Question 3 \( 3.1 .1) \) Prime factors of 132 3.1 .2 HCF of 300 and 120 3.1 .3 LCM of 30 and 135

To find the prime factors of 132, you can break it down by starting with the smallest prime number. Dividing 132 by 2 (the smallest prime) gives you 66, then divide 66 by 2 again to get 33. Next, 33 can be divided by 3 to get 11. Since 11 is a prime number, the prime factorization of 132 is \( 2^2 \times 3 \times 11 \). For the HCF (Highest Common Factor) of 300 and 120, first, determine their prime factorizations. 300 breaks down to \( 2^2 \times 3 \times 5^2 \) and 120 to \( 2^3 \times 3 \times 5 \). The HCF is found by taking the lowest power of common prime factors.
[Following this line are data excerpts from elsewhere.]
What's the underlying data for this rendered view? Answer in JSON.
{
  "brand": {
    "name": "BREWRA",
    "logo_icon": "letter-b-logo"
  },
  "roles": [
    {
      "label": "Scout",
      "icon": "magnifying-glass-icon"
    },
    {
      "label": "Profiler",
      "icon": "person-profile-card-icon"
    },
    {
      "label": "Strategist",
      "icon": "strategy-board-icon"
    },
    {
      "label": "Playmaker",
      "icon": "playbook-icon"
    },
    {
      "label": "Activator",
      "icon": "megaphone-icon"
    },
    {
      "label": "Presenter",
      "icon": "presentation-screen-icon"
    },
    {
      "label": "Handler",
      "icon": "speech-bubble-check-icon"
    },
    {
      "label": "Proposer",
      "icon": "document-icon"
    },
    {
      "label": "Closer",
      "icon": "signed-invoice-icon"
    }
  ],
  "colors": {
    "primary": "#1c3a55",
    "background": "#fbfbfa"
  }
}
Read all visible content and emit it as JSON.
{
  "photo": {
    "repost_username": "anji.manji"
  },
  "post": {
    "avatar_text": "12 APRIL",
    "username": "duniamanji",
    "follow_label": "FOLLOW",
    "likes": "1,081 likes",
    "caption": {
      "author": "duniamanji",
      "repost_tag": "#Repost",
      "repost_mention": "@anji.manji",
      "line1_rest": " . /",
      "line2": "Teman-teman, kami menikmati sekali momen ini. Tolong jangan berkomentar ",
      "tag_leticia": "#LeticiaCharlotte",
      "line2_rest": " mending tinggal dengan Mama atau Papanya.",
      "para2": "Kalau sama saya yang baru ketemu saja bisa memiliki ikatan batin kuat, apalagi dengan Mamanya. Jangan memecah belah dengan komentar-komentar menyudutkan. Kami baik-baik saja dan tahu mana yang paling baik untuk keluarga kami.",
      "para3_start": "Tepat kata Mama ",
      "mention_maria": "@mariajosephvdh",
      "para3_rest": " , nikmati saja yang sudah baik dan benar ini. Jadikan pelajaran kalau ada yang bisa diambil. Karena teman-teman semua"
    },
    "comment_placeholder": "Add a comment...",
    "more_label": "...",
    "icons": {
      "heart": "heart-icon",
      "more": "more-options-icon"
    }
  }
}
Thus, the HCF of 300 and 120 is \( 2^2 \times 3 \times 5 = 60 \). The LCM (Lowest Common Multiple) of 30 and 135 can also be determined through their prime factorizations. 30 breaks down to \( 2 \times 3 \times 5 \) and 135 to \( 3^3 \times 5 \). Take the highest powers of each prime: \( 2^1 \), \( 3^3 \), and \( 5^1 \). With these, the LCM of 30 and 135 is \( 2^1 \times 3^3 \times 5^1 = 270 \).